I knew when I had a child the chance of him/her being a little bit of hothead was probably a given considering how I am. As an adult I know how to process my anger in a healthy way. I have reason that tells no matter how mad I am when things do not go my way, I cannot throw myself on to the floor and scream and kick (no matter how bad I want to). Kids can sometimes lack that knowledge. The first time my daughter screamed, threw herself around and cried, I had no idea what to do. How was this little ball of fire supposed to calm down? Fortunately, I am not the only parents who had this question. A Volcano in My Tummy by Eliane Whitehouse & Warwick Pudney is there to help.

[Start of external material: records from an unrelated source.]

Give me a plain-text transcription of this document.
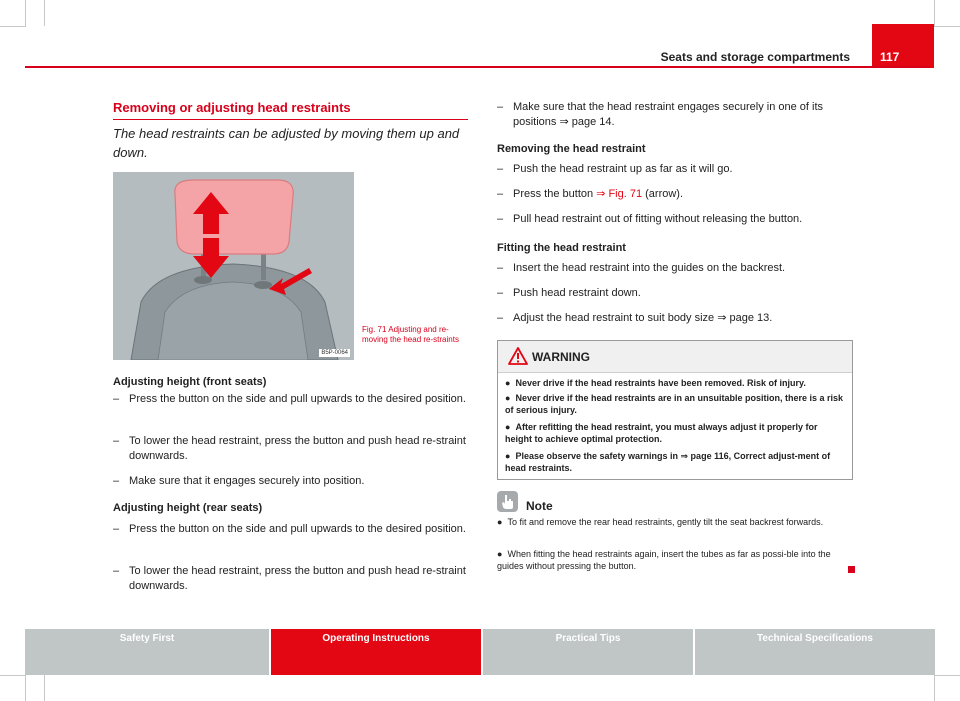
Seats and storage compartments	117
Removing or adjusting head restraints
The head restraints can be adjusted by moving them up and down.
B5P-0064
Fig. 71 Adjusting and re-moving the head re-straints
Adjusting height (front seats)
– Press the button on the side and pull upwards to the desired position.
– To lower the head restraint, press the button and push head re-straint downwards.
– Make sure that it engages securely into position.
Adjusting height (rear seats)
– Press the button on the side and pull upwards to the desired position.
– To lower the head restraint, press the button and push head re-straint downwards.
– Make sure that the head restraint engages securely in one of its positions ⇒ page 14.
Removing the head restraint
– Push the head restraint up as far as it will go.
– Press the button ⇒ Fig. 71 (arrow).
– Pull head restraint out of fitting without releasing the button.
Fitting the head restraint
– Insert the head restraint into the guides on the backrest.
– Push head restraint down.
– Adjust the head restraint to suit body size ⇒ page 13.
WARNING
● Never drive if the head restraints have been removed. Risk of injury.
● Never drive if the head restraints are in an unsuitable position, there is a risk of serious injury.
● After refitting the head restraint, you must always adjust it properly for height to achieve optimal protection.
● Please observe the safety warnings in ⇒ page 116, Correct adjust-ment of head restraints.
Note
● To fit and remove the rear head restraints, gently tilt the seat backrest forwards.
● When fitting the head restraints again, insert the tubes as far as possi-ble into the guides without pressing the button.
Safety First	Operating Instructions	Practical Tips	Technical Specifications
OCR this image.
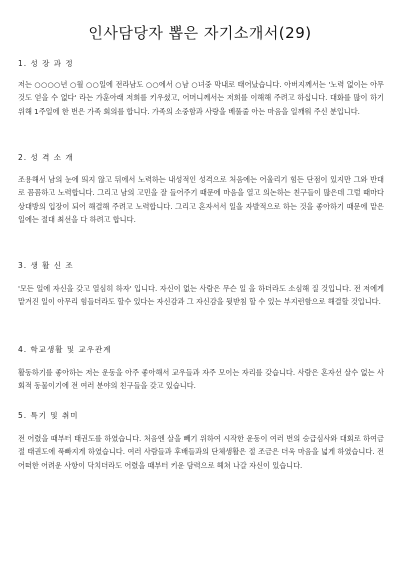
인사담당자 뽑은 자기소개서(29)
1. 성 장 과 정

저는 ○○○○년 ○월 ○○일에 전라남도 ○○에서 ○남 ○녀중 막내로 태어났습니다. 아버지께서는 '노력 없이는 아무 것도 얻을 수 없다' 라는 가훈아래 저희를 키우셨고, 어머니께서는 저희를 이해해 주려고 하십니다. 대화를 많이 하기 위해 1주일에 한 번은 가족 회의를 합니다. 가족의 소중함과 사랑을 베풀줄 아는 마음을 일깨워 주신 분입니다.

2. 성 격 소 개

조용해서 남의 눈에 띄지 않고 뒤에서 노력하는 내성적인 성격으로 처음에는 어울리기 힘든 단점이 있지만 그와 반대로 꼼꼼하고 노력합니다. 그리고 남의 고민을 잘 들어주기 때문에 마음을 열고 의논하는 친구들이 많은데 그럴 때마다 상대방의 입장이 되어 해결해 주려고 노력합니다. 그리고 혼자서서 일을 자발적으로 하는 것을 좋아하기 때문에 맡은 일에는 절대 최선을 다 하려고 합니다.

3. 생 활 신 조

'모든 일에 자신을 갖고 열심히 하자' 입니다. 자신이 없는 사람은 무슨 일 을 하더라도 소심해 질 것입니다. 전 저에게 맡겨진 일이 아무리 힘들더라도 할수 있다는 자신감과 그 자신감을 뒷받침 할 수 있는 부지런함으로 해결할 것입니다.

4. 학교생활 및 교우관계

활동하기를 좋아하는 저는 운동을 아주 좋아해서 교우들과 자주 모이는 자리를 갖습니다. 사람은 혼자선 살수 없는 사회적 동물이기에 전 여러 분야의 친구들을 갖고 있습니다.

5. 특기 및 취미

전 어렸을 때부터 태권도를 하였습니다. 처음엔 살을 빼기 위하여 시작한 운동이 여러 번의 승급심사와 대회로 하여금 절 태권도에 푹빠지게 하였습니다. 여러 사람들과 후배들과의 단체생활은 절 조금은 더욱 마음을 넓게 하였습니다. 전 어떠한 어려운 사항이 닥치더라도 어렸을 때부터 키운 담력으로 헤쳐 나갈 자신이 있습니다.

A Volcano in My Tummy presents a clear and effective approach to helping children and adults alike understand and deal constructively with children's anger. The book offers engaging, well-organized activities which help to overcome the fear of children's anger which many adult care-givers experience, and distinguishes between anger the feeling, and violence the behavior. Primarily created for ages 6 to thirteen, it is accessible for use in class or at home.
This book offers ideas on how to give children self-esteem which inevitably will prevent kids from getting to high anger points in the long run. We all get angry, but how we process it is the true test. A Volcano in My Tummy gives parents and caregivers the tools and the vocabulary to help children deal with their anger in a positive way. It even had pages where children can use art of express how their anger makes them feel.
I wish this book was mandatory for all kids so we could prevent them from becoming like some of the angry adults we meet.